Картина предстала удручающая. На полу изодранная в клочья шинель валяется. Дамские трусики, штук пять или шесть, тоже изорванные, маечки, колготки и прочая мелочь из женского туалета. На всем этом хламе сидит Волотьков, всхлипывает и время от времени срывается на хриплый вой, как волк, отбившийся от стаи.
 
Рыдая, старший лейтенант открылся замполиту, ничего не утаил. Назвал и виновника. По его мнению им был майор медицинской службы с эскадры подводных лодок Кавзанович – смуглолицый статный красавец с густой кудрявой шевелюрой и тоненькой полоской черных усов над красным сочным ртом. В гарнизоне он слыл, как неутомимый  укротитель женских сердец.

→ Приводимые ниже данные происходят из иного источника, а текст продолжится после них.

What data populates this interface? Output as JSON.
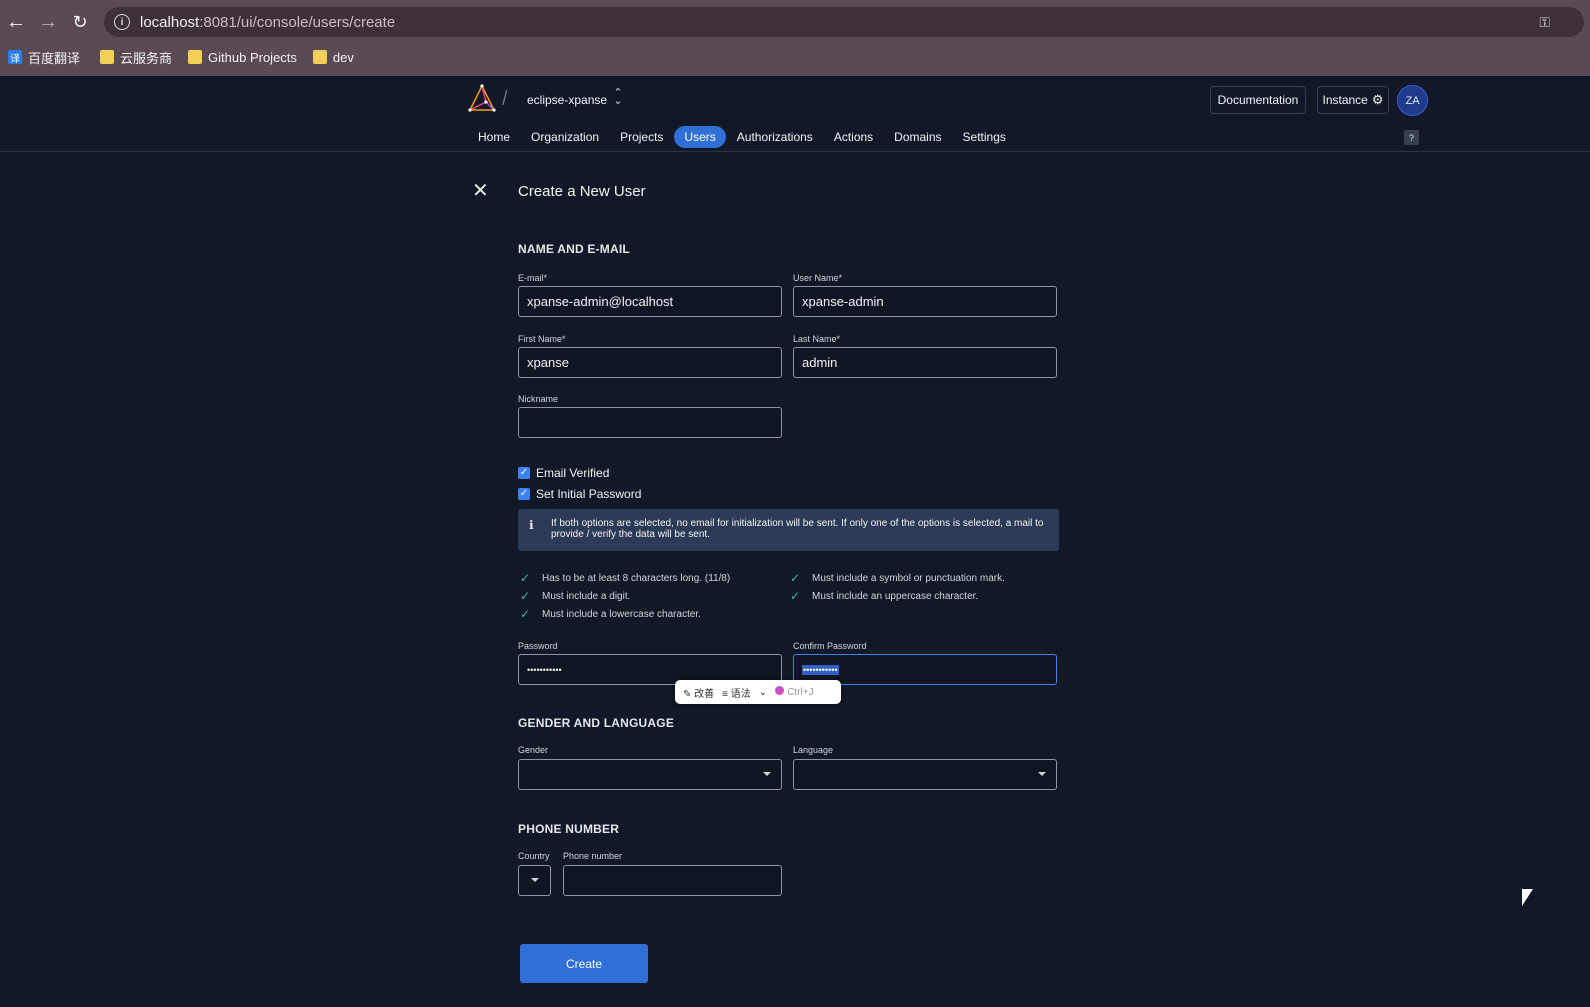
{
  "browser": {
    "url_host": "localhost",
    "url_path": ":8081/ui/console/users/create",
    "bookmarks": [
      {
        "label": "百度翻译",
        "icon": "translate-icon"
      },
      {
        "label": "云服务商",
        "icon": "folder-icon"
      },
      {
        "label": "Github Projects",
        "icon": "folder-icon"
      },
      {
        "label": "dev",
        "icon": "folder-icon"
      }
    ],
    "translate_glyph": "译"
  },
  "header": {
    "org_name": "eclipse-xpanse",
    "documentation_label": "Documentation",
    "instance_label": "Instance",
    "avatar_initials": "ZA",
    "help_label": "?",
    "nav": [
      {
        "label": "Home",
        "active": false
      },
      {
        "label": "Organization",
        "active": false
      },
      {
        "label": "Projects",
        "active": false
      },
      {
        "label": "Users",
        "active": true
      },
      {
        "label": "Authorizations",
        "active": false
      },
      {
        "label": "Actions",
        "active": false
      },
      {
        "label": "Domains",
        "active": false
      },
      {
        "label": "Settings",
        "active": false
      }
    ]
  },
  "form": {
    "title": "Create a New User",
    "section_name_email": "NAME AND E-MAIL",
    "email_label": "E-mail*",
    "email_value": "xpanse-admin@localhost",
    "username_label": "User Name*",
    "username_value": "xpanse-admin",
    "firstname_label": "First Name*",
    "firstname_value": "xpanse",
    "lastname_label": "Last Name*",
    "lastname_value": "admin",
    "nickname_label": "Nickname",
    "nickname_value": "",
    "email_verified_label": "Email Verified",
    "set_password_label": "Set Initial Password",
    "info_text": "If both options are selected, no email for initialization will be sent. If only one of the options is selected, a mail to provide / verify the data will be sent.",
    "requirements": [
      "Has to be at least 8 characters long. (11/8)",
      "Must include a digit.",
      "Must include a lowercase character.",
      "Must include a symbol or punctuation mark.",
      "Must include an uppercase character."
    ],
    "password_label": "Password",
    "password_value": "•••••••••••",
    "confirm_label": "Confirm Password",
    "confirm_value": "•••••••••••",
    "section_gender_lang": "GENDER AND LANGUAGE",
    "gender_label": "Gender",
    "language_label": "Language",
    "section_phone": "PHONE NUMBER",
    "country_label": "Country",
    "phone_label": "Phone number",
    "create_label": "Create"
  },
  "ime_popup": {
    "improve_label": "改善",
    "grammar_label": "语法",
    "shortcut_label": "Ctrl+J"
  },
  "colors": {
    "accent": "#2f6fd6",
    "background": "#111827",
    "success_tick": "#3fb89b"
  }
}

Домой Волотьков явился без предупреждения, чего не следовало делать. Забежал в сырой, парящий подъезд, поднялся на второй этаж и нажал кнопку звонка.  После затянувшейся, томительной паузы, когда муж красноречиво, громко и с определенной долей нетерпения застучал фирменными ботинками в дверь, жена открыла дверь. Пока он пристраивал шинель на вешалку, она не отходила от него ни на секунду.

И так жалобно:
- Дорогой, кажется, я заболеваю. Чувствую жар, голова болит. Пожалуйста, сбегай в аптеку – купи что-нибудь от простуды.
Сердобольный муж, слегка раздосадованный тем, что вожделенные ласки, в ожидании которых он пребывал все дни в море, отодвигаются на неопределенное время, зашнуровывает ботинки, стаскивает с крючка свинцовой тяжести шинель и, не застегнув ее, выбегает в студеную темень полярной ночи добывать лекарство для жены.

В аптеке встретили его не очень приветливо. Полная, краснощекая тетка, возвышаясь снеговиком в своем белом халате над прилавком, даже головы не повернула в его сторону:
- Слушаю вас.
- Мне что-нибудь от простуды.
- Конкретно, какое лекарство?
- Конкретно не могу, жена простыла.

- С погонами майора медицинской службы должны бы знать, – ехидно замечает аптекарша и идет к стеллажу с медикаментами. – как вы только людей лечите?

Офицер глянул на свое левое плечо, потом на правое и не поверил собственным глазам – шинель его украшали новенькие погоны с двумя малиновыми просветами и золотой звездой между ними.

Совершенно издевательски рядом со звездой красовалась змея с наглыми неподвижными глазами, бесстыже обвившая своим золотистым похотливым телом чашу на тоненькой ножке. На мгновенье даже показалось, что она подмигнула. «Хитер, как змий и выпить -  не дурак» - некстати вспомнилось, как моряки говорили о военных медиках.

Офицер зажмурил глаза и встряхнул головой. Снова посмотрел на плечи: наваждение не прошло. Не дождавшись лекарств, он помчался домой и устроил настоящий погром. Жена, небезосновательно рассудив, что расплата за адюльтер может наступить с мгновенья на мгновенье, спешно укрылась у соседей по лестничной площадке.
 
...В этом месте рассказа Валентин приподнял голову, на которой свободное от огромной лысины пространство занимали давно нестриженные волосы. Непонятно, как его такого лохматого держат на военной службе.

Открыв шальные, налитые кровью глаза, очумело посмотрел на нас и заканючил:
- Мужики, помогите заработать на предвыборном пиаре. Сыну без сосисок не выжить.
- Нет проблем, Валя. Ложись. – успокоил его хозяин дома.
Тот, немедля вернул научно-мыслительный аппарат на прежнее место и мирно засопел.

Петр Иванович продолжил повествование, из которого следовало, что проведенный им сеанс индивидуальной работы с Волотьковым принес свои плоды.
Главным доводом явилось утверждение о мимолетности связи майора-ловеласа с женой Волотькова. Ему же, Волотькову, красавица по праву будет принадлежать всю жизнь. Довод подействовал на офицера.

Он не убил доктора Кавзановича.
Не бросил жену, простил ее.

Более того, Петр Иванович уверяет, что в семье Волотьковых родились двое детей, девочка и мальчик, как две капли воды похожие на папу.
Но на рюмку офицер с тех пор смотреть не мог. Все ему чудится над ней змея, ехидно подмигивающая глазом.
Хотя всем известно, что змеи мигать не могут, при всем желании.
Потому, как отсутствуют у них ресницы.